For EHR to interoperate nationally, some things have to be decided.  Somebody has to be the decider.  This feel good, let the market sort this out approach is not working.  As you read these ideas, please focus on the whether the concept could be made to work, and whether doing so would increase the likelihood of a successful national EHR roll out.

  • Government redirects REC funds plus whatever else is needed to quickly mandate, force, cajole, a national set of EHR standards
    • EHR vendors who account for 90%–pick a number of you don’t like mine—use federal funds to adapt their software to the new standard
    • What happens to the other vendors—I have no idea.  Might they go out of business?  Yup.
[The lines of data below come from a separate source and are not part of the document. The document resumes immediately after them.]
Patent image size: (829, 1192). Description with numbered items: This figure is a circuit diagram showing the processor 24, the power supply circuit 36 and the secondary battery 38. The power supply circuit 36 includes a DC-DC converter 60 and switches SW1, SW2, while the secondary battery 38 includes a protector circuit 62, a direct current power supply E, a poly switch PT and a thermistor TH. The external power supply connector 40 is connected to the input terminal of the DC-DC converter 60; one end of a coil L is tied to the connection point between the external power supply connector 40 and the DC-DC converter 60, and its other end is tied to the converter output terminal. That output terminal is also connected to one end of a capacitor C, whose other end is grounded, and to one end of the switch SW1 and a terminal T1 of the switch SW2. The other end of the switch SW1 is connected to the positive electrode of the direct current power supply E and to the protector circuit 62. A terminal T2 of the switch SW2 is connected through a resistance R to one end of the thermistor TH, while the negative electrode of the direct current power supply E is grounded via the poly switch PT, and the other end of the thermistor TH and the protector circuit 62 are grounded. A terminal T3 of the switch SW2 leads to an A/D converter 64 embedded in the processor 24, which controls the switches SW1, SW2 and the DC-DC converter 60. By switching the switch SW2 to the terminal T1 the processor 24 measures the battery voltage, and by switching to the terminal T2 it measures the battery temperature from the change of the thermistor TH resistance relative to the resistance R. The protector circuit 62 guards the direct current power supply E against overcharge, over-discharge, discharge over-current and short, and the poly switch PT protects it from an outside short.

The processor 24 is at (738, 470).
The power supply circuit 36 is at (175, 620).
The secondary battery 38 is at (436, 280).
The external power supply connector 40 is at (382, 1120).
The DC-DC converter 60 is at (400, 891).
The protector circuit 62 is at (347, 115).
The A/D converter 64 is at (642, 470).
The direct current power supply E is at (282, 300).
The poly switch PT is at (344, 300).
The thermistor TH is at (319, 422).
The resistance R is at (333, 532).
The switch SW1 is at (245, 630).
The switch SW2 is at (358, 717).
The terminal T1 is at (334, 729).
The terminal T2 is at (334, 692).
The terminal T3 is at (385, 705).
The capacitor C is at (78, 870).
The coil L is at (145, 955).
    • EHR vendors modify their installed base to the standard
  • Some organization or multiple organizations—how many is a tactic so let’s not get caught up in who, how many, or what platform (let’s focus on whether the idea can be tweaked to make sense)—will create, staff, train its employees to roll out an EHR shrink-wrapped SaaS solution for thousands and thousands of small and solo practice
    • What package—needs to be determined
    • What cost—needs to be determined
    • How will specialists and outliers be handled—let’s figure it out
  • Study existing national networks—do not limit to the US—which permit the secure transfer of records up and down a network.  This could include businesses like airline reservations, telecommunications, OnStar, ATM/finance, Amazon, Gmail—feel free to add to the list.  It does no good to reply with why any given network won’t work.  Anyone can come up with reasons why this won’t work or why it will be difficult or costly to build or deploy.  I want to hear from people who are willing to think about how to do it.  The objective of the exercise is to see if something can be cobbled together from an existing network.  Can a national EHR system steal a group of ideas that will allow the secure transport of health records and thereby eliminate all the non-value-added middle steps (HIEs and RHIOs)?  Can a national EHR system piggyback carriage over an existing network?

We have reached the point of lead, follow, or get out of the way, and two of these are no good.